Other politicians this election cycle have also been calling for campus censorship. While it is wrong to make such calls, it is also incumbent upon public university leaders not to assent to them. Unfortunately, UCLA appears to be moving in the opposite direction, sending a cease-and-desist letter to the National SJP on Oct. 31. This move, unfortunately, is at odds with UCLA’s “green light” rating from FIRE, which the university earned earlier this year for revising its speech codes.
UCLA’s letter invokes a dubious California statute authorizing the public university to police virtually any use of its name by requiring anyone who wishes to “display” or “announce” the name (or abbreviation) of the university at any “meeting, assembly, or demonstration” which advances or opposes any “political, religious, sociological, or economic movement, activity, or program” to first obtain university approval. The statute also requires permission to “imply, indicate or otherwise suggest” that any organization “is connected or affiliated with, or is endorsed, favored, or supported by, or is opposed by” the university.
This statute is a perennial source of problems. California administrators have repeatedly used it to take action against any speech that they disfavor. In 2005, FIRE successfully took on UC-Santa Barbara when it tried to use the statute to stop a website called The Dark Side of UCSB from using the letters UCSB. In 2010, UCLA tried to use it against a website with the address “ucla-weeding101.info,” and Santa Rosa Junior College tried to use it to crack down on anyone using the name or initials “sjrc” in any domain name or email address.
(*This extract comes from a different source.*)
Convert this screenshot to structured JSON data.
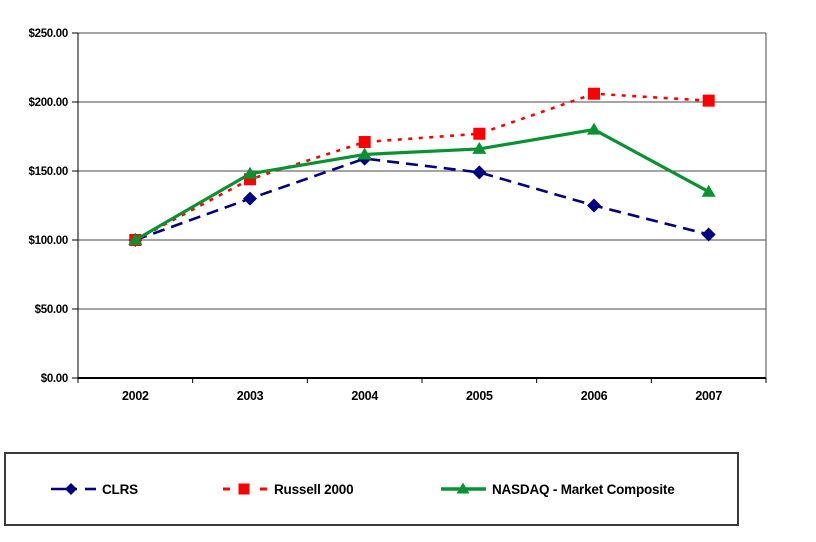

And, as of 2010, UC-Berkeley was citing the statute to bolster its claim that the university was empowered to control student groups’ use of the word — and this is not a joke — “California.”
In this instance, UCLA argues that SJP’s “use of the ‘UCLA’ name” and use of “the UCLA mascot of the Bruin Bear in a logo/digital poster” effectively claims, suggests, or implies an “affiliation with” UCLA. The university says the group may state where the conference will be held (“at UCLA”) if the font size for the word “UCLA” is “no larger than the font used for the remainder of the communication.” Failing compliance, UCLA expressly threatens to cancel the event.
But the expression targeted by UCLA — which has a recent history of using its trademark interests to pressure unwelcome expression — has been public since at least August, preceding the Congressman’s letter. And at least one of the images apparently targeted by UCLA uses the words “will be held at UCLA”:
So it’s not clear what additional verbiage the university wants — perhaps adding the word “at” to the poster depicting a bear? That leaves the font size and the use of an artistic rendition of a grizzly bear, California’s state animal, which UCLA believes infringes on its marks.
That raises the question: Is UCLA really threatening to cancel a student convention on the basis of a font size or an image of a bear? Does UCLA enforce this consistently?